Lakukan Kecurangan, Dua Rekanan PTPN XII Di Jadikan Tersangka



Ali Mursidi
Direktur Utama CV Subur Urip Sejati (SUS)
     KECURIGAAN penyidik atas dugaan mark up anggaran pembelian pupuk urea Prill non subsidi dengan jumlah 4.846.000 kg senilai Rp 23,2 miliar. Menurut perhitungan, setiap kg pupuk non subsidi berharga Rp.4.795 akhirnya terbukti dan menyeret dua orang pelakunya sebagai tersangka yaitu Matsanih Ali Mursidi, Direktur Utama CV Subur Urip Sejati (SUS) dan Rudi, Dirut CV. Gunung Mas. Keduanya dijadikan tersangka karena merubah status pupuk subsidi menjadi pupuk non subsidi, dengan mengganti label pupuk subsidi tersebut dengan label yang bertuliskan pupuk non subsidi dari PT Kujang.

Rudi, Direktur Utama CV. Gunung Mas
     Kecurangan yang telah dilakukan oleh kedua rekanan PTPN XII yang menyebabkan  negara mengalami kerugian hingga Rp 10,660 miliar. Selain menahan kedua tersangka, penyidik juga menyita uang negara sebesar Rp. 17 miliar dari rekening PTPN XII (Persero) Surabaya hal ini diungkapkan oleh Rohmadi, Kasi Penyidikan (Kasi Dik) Pidsus Kejati Jatim.

    Berkas kasus dugaan korupsi pengadaan pupuk di PTPN XII  akhirnya rampung dan dilimpahkan ke jaksa peneliti Rustiningsih untuk diperiksa
     “Hasilnya masih belum diketahui. Paling cepat, seorang jaksa peneliti sudah bisa mengambil sikap apakah berkas yang diteliti itu akhirnya dinyatakan sempurna atau berkas perkara itu dikembalikan lagi ke jaksa penyidik, selama tujuh hari.

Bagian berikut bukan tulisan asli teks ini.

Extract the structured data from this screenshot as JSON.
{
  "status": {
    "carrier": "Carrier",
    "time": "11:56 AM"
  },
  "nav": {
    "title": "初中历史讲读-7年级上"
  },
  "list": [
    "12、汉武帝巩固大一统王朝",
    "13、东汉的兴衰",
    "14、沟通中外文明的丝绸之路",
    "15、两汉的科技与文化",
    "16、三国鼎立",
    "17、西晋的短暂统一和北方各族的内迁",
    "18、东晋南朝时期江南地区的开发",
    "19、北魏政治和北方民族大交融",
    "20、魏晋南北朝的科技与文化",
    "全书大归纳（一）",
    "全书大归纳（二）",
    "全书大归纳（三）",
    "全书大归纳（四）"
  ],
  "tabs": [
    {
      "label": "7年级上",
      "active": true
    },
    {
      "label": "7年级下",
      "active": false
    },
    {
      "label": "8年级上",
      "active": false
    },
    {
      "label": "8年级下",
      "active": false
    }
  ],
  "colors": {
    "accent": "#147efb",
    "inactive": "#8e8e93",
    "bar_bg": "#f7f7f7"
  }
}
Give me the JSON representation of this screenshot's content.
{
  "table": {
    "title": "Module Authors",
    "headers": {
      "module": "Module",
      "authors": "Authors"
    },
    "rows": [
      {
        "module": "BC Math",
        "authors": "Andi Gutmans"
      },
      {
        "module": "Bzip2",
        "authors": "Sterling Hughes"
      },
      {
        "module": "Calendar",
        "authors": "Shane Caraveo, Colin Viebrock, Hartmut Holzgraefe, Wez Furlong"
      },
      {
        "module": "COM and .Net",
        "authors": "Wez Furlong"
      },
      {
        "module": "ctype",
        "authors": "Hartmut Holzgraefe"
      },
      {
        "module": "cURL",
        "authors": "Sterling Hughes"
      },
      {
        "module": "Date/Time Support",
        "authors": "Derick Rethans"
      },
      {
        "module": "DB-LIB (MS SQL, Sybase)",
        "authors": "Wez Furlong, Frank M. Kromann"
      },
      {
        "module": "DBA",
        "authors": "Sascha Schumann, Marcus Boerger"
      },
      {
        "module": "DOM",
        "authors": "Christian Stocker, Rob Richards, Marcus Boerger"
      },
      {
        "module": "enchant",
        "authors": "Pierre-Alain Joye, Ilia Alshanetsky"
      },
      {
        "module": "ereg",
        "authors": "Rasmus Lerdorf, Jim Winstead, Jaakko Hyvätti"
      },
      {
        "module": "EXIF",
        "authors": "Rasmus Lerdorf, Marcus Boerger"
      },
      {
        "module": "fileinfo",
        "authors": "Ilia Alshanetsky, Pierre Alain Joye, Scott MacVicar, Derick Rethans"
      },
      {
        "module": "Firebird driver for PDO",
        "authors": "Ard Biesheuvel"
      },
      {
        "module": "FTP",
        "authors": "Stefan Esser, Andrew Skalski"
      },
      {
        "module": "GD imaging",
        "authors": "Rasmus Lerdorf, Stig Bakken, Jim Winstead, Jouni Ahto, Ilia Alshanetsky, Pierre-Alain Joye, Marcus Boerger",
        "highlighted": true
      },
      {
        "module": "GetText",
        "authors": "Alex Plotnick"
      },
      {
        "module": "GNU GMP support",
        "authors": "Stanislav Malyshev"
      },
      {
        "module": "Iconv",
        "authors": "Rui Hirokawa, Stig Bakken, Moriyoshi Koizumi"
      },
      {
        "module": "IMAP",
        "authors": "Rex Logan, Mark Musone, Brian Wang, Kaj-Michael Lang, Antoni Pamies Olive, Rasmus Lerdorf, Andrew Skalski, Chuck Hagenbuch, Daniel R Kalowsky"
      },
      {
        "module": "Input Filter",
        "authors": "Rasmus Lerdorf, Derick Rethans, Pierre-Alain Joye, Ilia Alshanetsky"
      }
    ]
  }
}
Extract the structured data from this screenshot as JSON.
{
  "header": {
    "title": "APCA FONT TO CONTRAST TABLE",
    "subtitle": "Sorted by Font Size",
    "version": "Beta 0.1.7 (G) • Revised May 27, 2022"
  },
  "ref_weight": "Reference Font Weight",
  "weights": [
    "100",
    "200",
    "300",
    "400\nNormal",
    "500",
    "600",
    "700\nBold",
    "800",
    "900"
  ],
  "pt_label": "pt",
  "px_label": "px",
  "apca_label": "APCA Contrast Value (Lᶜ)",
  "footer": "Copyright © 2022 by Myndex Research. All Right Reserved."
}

Namun dalam aturannya, seorang jaksa peneliti diharuskan sudah mengambil sikap terhadap berkas perkara ini maksimal 14 hari, “ ungkap Rohmadi.
Pupuk subsidi
     Jika berkas ini dinyatakan sempurna oleh jaksa peneliti maka langkah selanjutnya dilakukan pelimpahan tahap II dimana berkas dan para tersangka akan diserahkan ke jaksa penuntut untuk dibawa ke meja hijau, dan untuk itu jakasa peneliti harus melakukan pemenuhan petunjuk sesegera mungkin dan melihat masa tahanan tersangka.

      “Namun, dari hasil pemeriksaan yang dilakukan jaksa peneliti menyatakan masih perlu dilakukan perbaikan-perbaikan, maka jaksa peneliti akan mengembalikan berkas perkara ini ke jaksa penyidik disertai dengan petunjuk yang harus dipenuhi jaksa penyidik tersebut, “ kata Rohmadi.

     “Jangan sampai masa tahanan tersangka sudah habis namun penyidik masih belum bisa memenuhi petunjuk yang diberikan kepadanya. Jika petunjuk itu sudah dipenuhi, maka berkas tersebut haruslah dikembalikan kembali ke jaksa peneliti, “ tandas Rohmadi.